Hari ini tanpa sengaja ketika lewat daerah Citalang Purwakarta, saya terpikir untuk kembali ke Rumah Adat Citalang. Terakhir mengunjungi rumah sejarah tersebut ketika akan membuat tulisan di tahun 2015 dan tulisannya telah di muat di harian umum daerah Jawa Barat.
Saya kembali kesana karena ingin tahu bagaimana kondisi rumah tersebut. Ingin tahu apa sudah mengalami perombakan ataupun ada perbaikan yang dilakukan. Dan ternyata belum ada.
Rumah adat Citalang dibuat tahun 1905 Masehi oleh Rd. Mas Sumadireja yang merupakan Kepala Desa Citalang III atau Patinggi III. Rd. Mas Sumadireja adalah putra dari Bupati Brebes yang ditugaskan oleh Bupati Brebes untuk mengusir Belanda di Batavia. Akibat ketidakseimbangan pasukan, Rd. Mas Sumadireja bersama pasukannya munduru dan berpindah daerah demi menghindari desakan pasukan Belanda hingga akhirnya membuat rumah dan tinggal sampai akhir hayatnya di Desa Citalang pada tahun 1921.
Rumah ini bentuknya mencerminkan rumah adat tradisional khas masyarakat Sunda. Bangunan rumah ini bentuk nya panggung terdiri dari kolong rumah, badan rumah dan atapnya. Dikutip dari www.purwakarta.go.id , kolong itu artinya simbol bumi yang harus kering dan tidak boleh basah, badan rumah adalah dunia tempat manusia dan atap adalah langit. Rumah menjadi gambaran alam semesta.
Rumah Adat Citalang luasnya mencapai 1.350 meter persegi. Bagian depannya terdapat pekarangan luas dan sudah dipagari besi. Di sekeliling rumah terdapat kebun dengan berbagai tanaman. Struktur bangunan ini terbuat dari kayu dan bambu begitu juga dengan lantainya dibuat dari anyaman bambu, hebatnya baik bilik, kayu dan anyaman itu masih awet sampai sekarang. Hanya bangunan depan saja yang mengalami perombakan dan itupun tak banyak. Di depan rumah terdapat papan yang bertuliskan nama rumah tersebut.Â
Dalam bangunan ini masih terdapat benda-benda kuno yang menjadi koleksi dari pemilik rumah itu baik dari eranya Rd. Mas Sumadireja hingga keturunan ke-7 Pak Endang (alm).

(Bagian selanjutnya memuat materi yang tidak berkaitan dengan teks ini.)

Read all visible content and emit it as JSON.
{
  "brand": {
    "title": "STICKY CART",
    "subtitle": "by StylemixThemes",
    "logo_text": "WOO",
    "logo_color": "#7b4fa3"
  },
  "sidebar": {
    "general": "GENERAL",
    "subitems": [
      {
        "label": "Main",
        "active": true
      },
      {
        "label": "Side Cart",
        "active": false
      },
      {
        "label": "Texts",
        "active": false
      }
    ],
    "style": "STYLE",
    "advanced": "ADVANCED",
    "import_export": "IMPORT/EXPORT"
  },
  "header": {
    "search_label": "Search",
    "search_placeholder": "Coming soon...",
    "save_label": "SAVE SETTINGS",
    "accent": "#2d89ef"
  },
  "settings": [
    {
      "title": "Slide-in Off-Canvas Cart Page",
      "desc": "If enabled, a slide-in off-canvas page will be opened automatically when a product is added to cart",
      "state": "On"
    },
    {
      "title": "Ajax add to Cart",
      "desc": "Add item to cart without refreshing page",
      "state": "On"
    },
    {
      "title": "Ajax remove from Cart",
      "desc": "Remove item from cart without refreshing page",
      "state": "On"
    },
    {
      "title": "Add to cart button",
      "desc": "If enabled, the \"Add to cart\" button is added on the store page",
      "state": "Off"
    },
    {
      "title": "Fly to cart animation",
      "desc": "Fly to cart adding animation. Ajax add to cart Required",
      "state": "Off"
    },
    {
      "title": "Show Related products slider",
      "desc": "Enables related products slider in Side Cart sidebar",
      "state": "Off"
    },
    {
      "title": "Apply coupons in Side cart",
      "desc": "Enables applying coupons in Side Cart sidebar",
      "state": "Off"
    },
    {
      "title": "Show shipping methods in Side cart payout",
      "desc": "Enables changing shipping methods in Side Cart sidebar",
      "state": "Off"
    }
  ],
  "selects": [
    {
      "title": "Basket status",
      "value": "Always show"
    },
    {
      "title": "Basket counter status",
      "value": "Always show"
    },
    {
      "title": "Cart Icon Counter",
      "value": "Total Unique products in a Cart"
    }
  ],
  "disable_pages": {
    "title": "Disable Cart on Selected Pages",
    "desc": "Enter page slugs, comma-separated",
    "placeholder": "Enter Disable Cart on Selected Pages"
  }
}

Menurut pemilik rumah adat yang sekarang, Pak Amir yang merupakan keturunan ke-8, banyak sekali kolektor benda kuno yang berniat membeli benda-benda tersebut bahkan ada yang menawar sampai milyaran rupiah. Namun orang tua Pak Amir bahkan Pak Amir nya sendiri sudah berkomitmen untuk tetap menjaga dan merawat benda-benda kuno tersebut.
"Amanat alm. Bapak untuk tetap dan menjaga benda-benda kuno itu. Tidak boleh dijual" kata Pak Amir.
Selain itu sering kali pengunjung atau murid yang berkunjung ke Cagar Budaya ini memberikan sumbangan meski tak banyak. Pemilik pun pernah meminta bantuan kepada pemerintah desa setempat untuk memperbaiki pagar ataupun mengecat pagar depannya namun belum ada respon sama sekali.
Rumah ini sering mendapat kunjungan dari masyarakat khususnya murid sekolah yang kebetulan mendapat tugas tentang rumah tersebut. Selain itu sering ada kunjungan dari masyarakat di luar daerah Purwakarta yang sangat antusias ingin tahu tentang rumah tersebut. Mereka umumnya tahu dari internet ataupun media sosial.
Rumah adat ini dari luar memang terkesan rumah biasa namun cerita berdirinya rumah itu sungguh luar biasa begitu juga dengan pemilik-pemiliknya yang secara turun temurun tetap menjaga dan merawat rumah itu meski benda-bendanya menjadi incaran para kolektor benda kuno. Saya salut dengan Pak Amir maupun ayahnya yang pernah saya temui di tahun 2015. Tetap dijaga keaslian rumahnya dan menjaga benda-benda peninggalan nenek moyang mereka. Meski rumah ini tidak pernah ditempati lagi semenjak ayahnya Pak Amir wafat, tapi rumah ini tetap terjaga dan selalu dirawat oleh Pak Amir dan keluarganya.